Человек посмотрел в сумасшедшие Гошкины глаза и взял за плечо тяжелой рукой.
— Ну, давай вниз — сказал он. — Тебя — как зовут?
— Гошка.
И они спустились в Кисловодск.
Гошку трясло и тошнило.
Перед длинной деревянной лестницей, которая белела в сумерках на травяном склоне, у Гошки закружилась голова, и он потерял сознание. И человек подхватил его на руки и отнес домой.

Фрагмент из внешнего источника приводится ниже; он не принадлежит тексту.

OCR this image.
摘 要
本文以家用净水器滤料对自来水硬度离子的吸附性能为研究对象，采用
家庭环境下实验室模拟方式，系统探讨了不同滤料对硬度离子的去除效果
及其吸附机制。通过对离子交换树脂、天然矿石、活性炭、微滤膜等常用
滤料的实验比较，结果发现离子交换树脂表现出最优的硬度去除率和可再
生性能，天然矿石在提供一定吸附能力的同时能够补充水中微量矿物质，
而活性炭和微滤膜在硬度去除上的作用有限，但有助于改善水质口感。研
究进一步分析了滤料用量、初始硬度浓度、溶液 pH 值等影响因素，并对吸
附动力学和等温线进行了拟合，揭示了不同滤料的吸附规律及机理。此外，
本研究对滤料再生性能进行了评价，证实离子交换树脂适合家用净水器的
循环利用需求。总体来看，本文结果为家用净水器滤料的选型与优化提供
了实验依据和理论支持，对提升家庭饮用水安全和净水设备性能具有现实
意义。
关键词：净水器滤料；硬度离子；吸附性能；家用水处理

— Это от высоты. Перебрал, — сказал он маме. — Дайте ему молока.
Кисловодск — это такой город на Кавказе. А что такое Кавказ — знает каждый. Ну что может случиться в Кисловодске необычного? Разве что испортишь желудок в столовой «Храм воздуха» или украдут штаны в минеральных ваннах.
Четвертым за столик сел человек с головой, бритой наголо. У него были покатые плечи и глаза, сощуренные по-степному.
Мама убрала со скатерти панаму младшего брата Сереги.
— Спасибо, — вежливо сказал человек.
Подали щавелевый суп, и четырехлетний Серега стал с силой втягивать жижу с ложки.
— Не хлюпай, — сказала она, покосившись на человека.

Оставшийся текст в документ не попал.